To further improve the performance of the script, especially for very large FASTQ files, we can consider using awk, which is very efficient for text processing tasks.

#!/bin/bash

# Input
fastq_file="$1"

# Help
if [ -z "$fastq_file" ]; then
    echo "Usage: $0 <fastq_file>"
    exit 1
fi

awk '{
    if (NR % 4 == 1) {
        if ($0 !~ /^@/) {
            print "Error: Invalid header format"
            exit 1
        }
    } else if (NR % 4 == 2) {
        if ($0 == "") {
            print "Error: Empty sequence"
            exit 1
        } else {
            seq_length = length($0)
        }
    } else if (NR % 4 == 0) {
        if ($0 == "") {
            print "Error: Empty quality score"
            exit 1
        } else if (length($0) != seq_length) {
            print "Error: Sequence and quality score lengths do not match"
            exit 1
        }
        record_num++
    }
} END {
    print "Processed " record_num " FASTQ records. No defects or incomplete sequences detected."
}' "$fastq_file"

This script uses awk to efficiently process each line of the FASTQ file.
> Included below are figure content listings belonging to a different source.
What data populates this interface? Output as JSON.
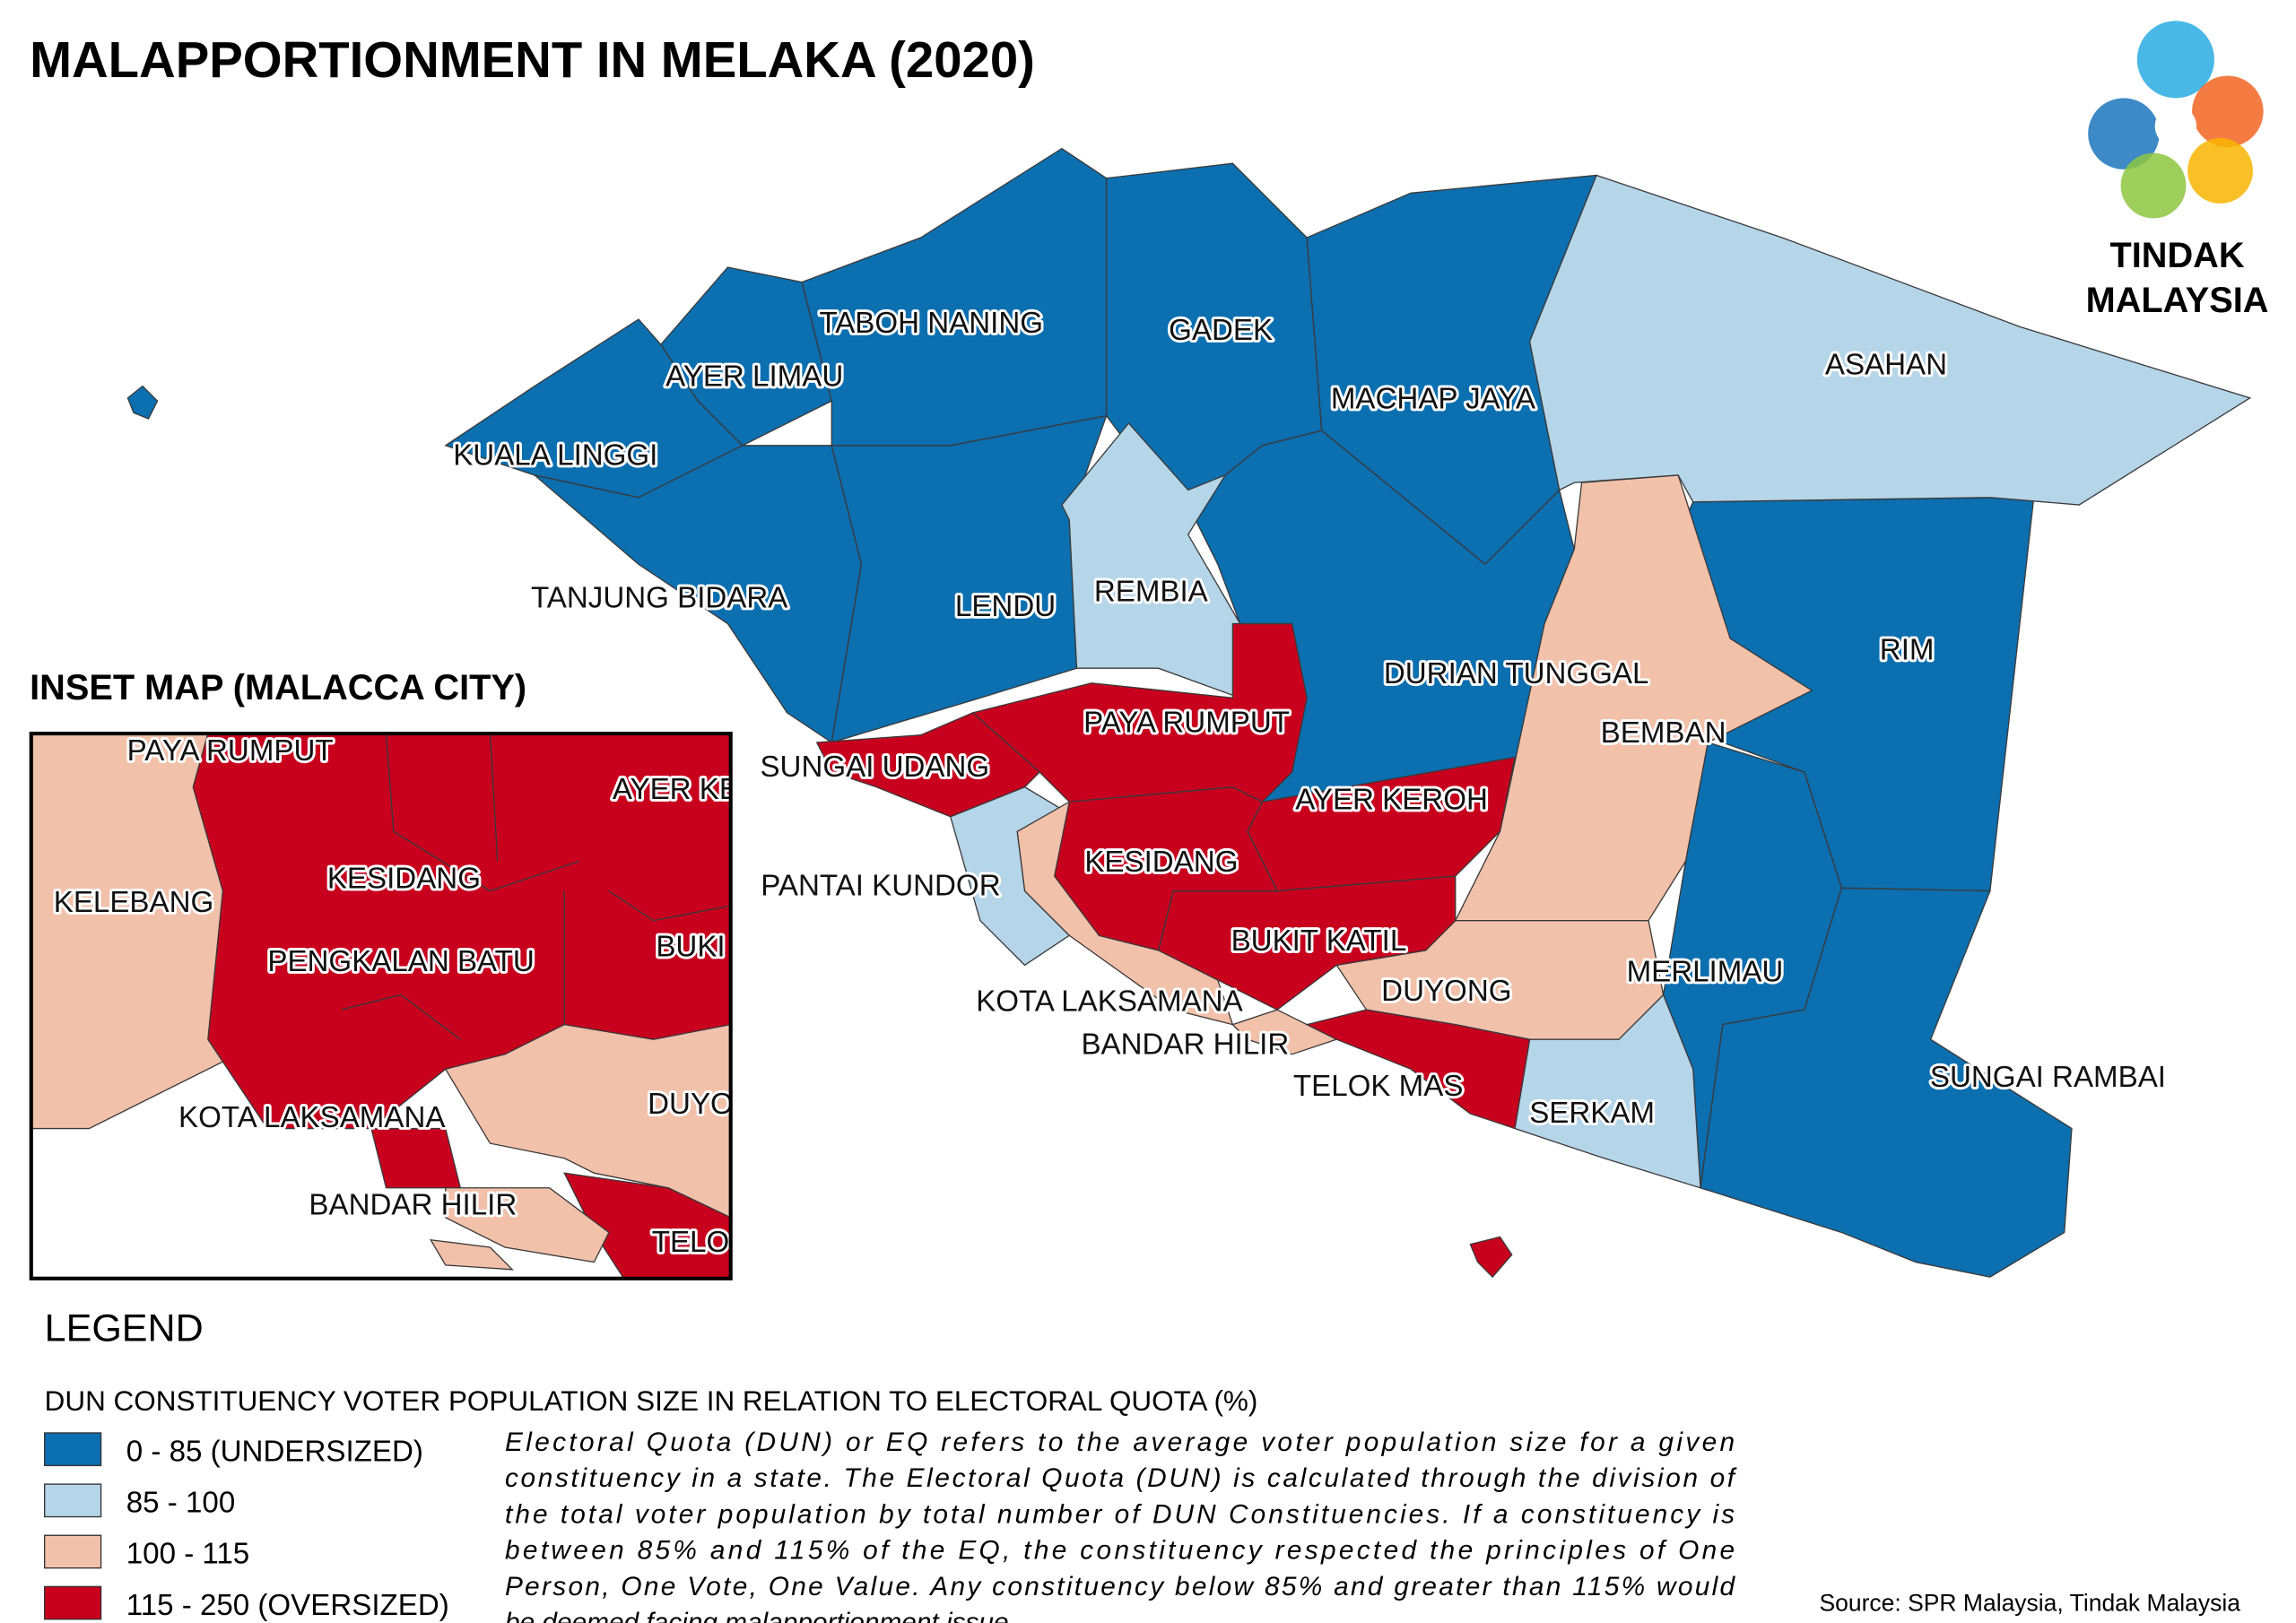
{
  "title": "MALAPPORTIONMENT IN MELAKA (2020)",
  "logo": [
    "TINDAK",
    "MALAYSIA"
  ],
  "inset": {
    "title": "INSET MAP (MALACCA CITY)",
    "labels": [
      "PAYA RUMPUT",
      "AYER KE",
      "KESIDANG",
      "KELEBANG",
      "PENGKALAN BATU",
      "BUKI",
      "KOTA LAKSAMANA",
      "DUYO",
      "BANDAR HILIR",
      "TELO"
    ]
  },
  "legend": {
    "title": "LEGEND",
    "subtitle": "DUN CONSTITUENCY VOTER POPULATION SIZE IN RELATION TO ELECTORAL QUOTA (%)",
    "items": [
      {
        "label": "0 - 85 (UNDERSIZED)",
        "color": "#0b6fb0",
        "regions": [
          "KUALA LINGGI",
          "AYER LIMAU",
          "TANJUNG BIDARA",
          "TABOH NANING",
          "LENDU",
          "GADEK",
          "MACHAP JAYA",
          "DURIAN TUNGGAL",
          "RIM",
          "MERLIMAU",
          "SUNGAI RAMBAI"
        ]
      },
      {
        "label": "85 - 100",
        "color": "#b5d5e8",
        "regions": [
          "ASAHAN",
          "REMBIA",
          "SERKAM",
          "PANTAI KUNDOR"
        ]
      },
      {
        "label": "100 - 115",
        "color": "#f2c1aa",
        "regions": [
          "BEMBAN",
          "DUYONG",
          "KOTA LAKSAMANA",
          "BANDAR HILIR"
        ]
      },
      {
        "label": "115 - 250 (OVERSIZED)",
        "color": "#c8001e",
        "regions": [
          "TELOK MAS",
          "BUKIT KATIL",
          "AYER KEROH",
          "KESIDANG",
          "PAYA RUMPUT",
          "SUNGAI UDANG"
        ]
      }
    ]
  },
  "note": [
    "Electoral Quota (DUN) or EQ refers to the average voter population size for a given",
    "constituency in a state. The Electoral Quota (DUN) is calculated through the division of",
    "the total voter population by total number of DUN Constituencies. If a constituency is",
    "between 85% and 115% of the EQ, the constituency respected the principles of One",
    "Person, One Vote, One Value. Any constituency below 85% and greater than 115% would",
    "be deemed facing malapportionment issue."
  ],
  "source": "Source: SPR Malaysia, Tindak Malaysia"
}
It checks each record for errors or incomplete sequences, and prints an error message if a problem is found. At the end of processing, it prints the number of records processed and a success message.

./check_fastq_v3.sh 1M.fq
# Processed 1000000 FASTQ records. No defects or incomplete sequences detected.
# Time 0m03s

./check_fastq_v3.sh 1M_error_1.fq 
# Error: Invalid header format
# Processed 62500 FASTQ records. No defects or incomplete sequences detected.
# Time: <1s

./check_fastq_v3.sh 1M_error_2.fq 
# Error: Empty sequence
# Processed 62500 FASTQ records. No defects or incomplete sequences detected.
# Time: <1s

./check_fastq_v3.sh 1M_error_3.fq 
# Error: Empty quality score
# Processed 62500 FASTQ records. No defects or incomplete sequences detected.
# Time: <1s

./check_fastq_v3.sh 1M_error_4.fq 
# Error: Sequence and quality score lengths do not match
# Processed 62500 FASTQ records. No defects or incomplete sequences detected.
# Time: <1s

No tool is perfect

It's important that users are aware of any limitations. For example, the scripts above stop running when they encounter an error. This makes it easy to identify problematic files, as the script will show where the first error occurred. Note, however, that the script will only report the first error it finds, not all errors in the file.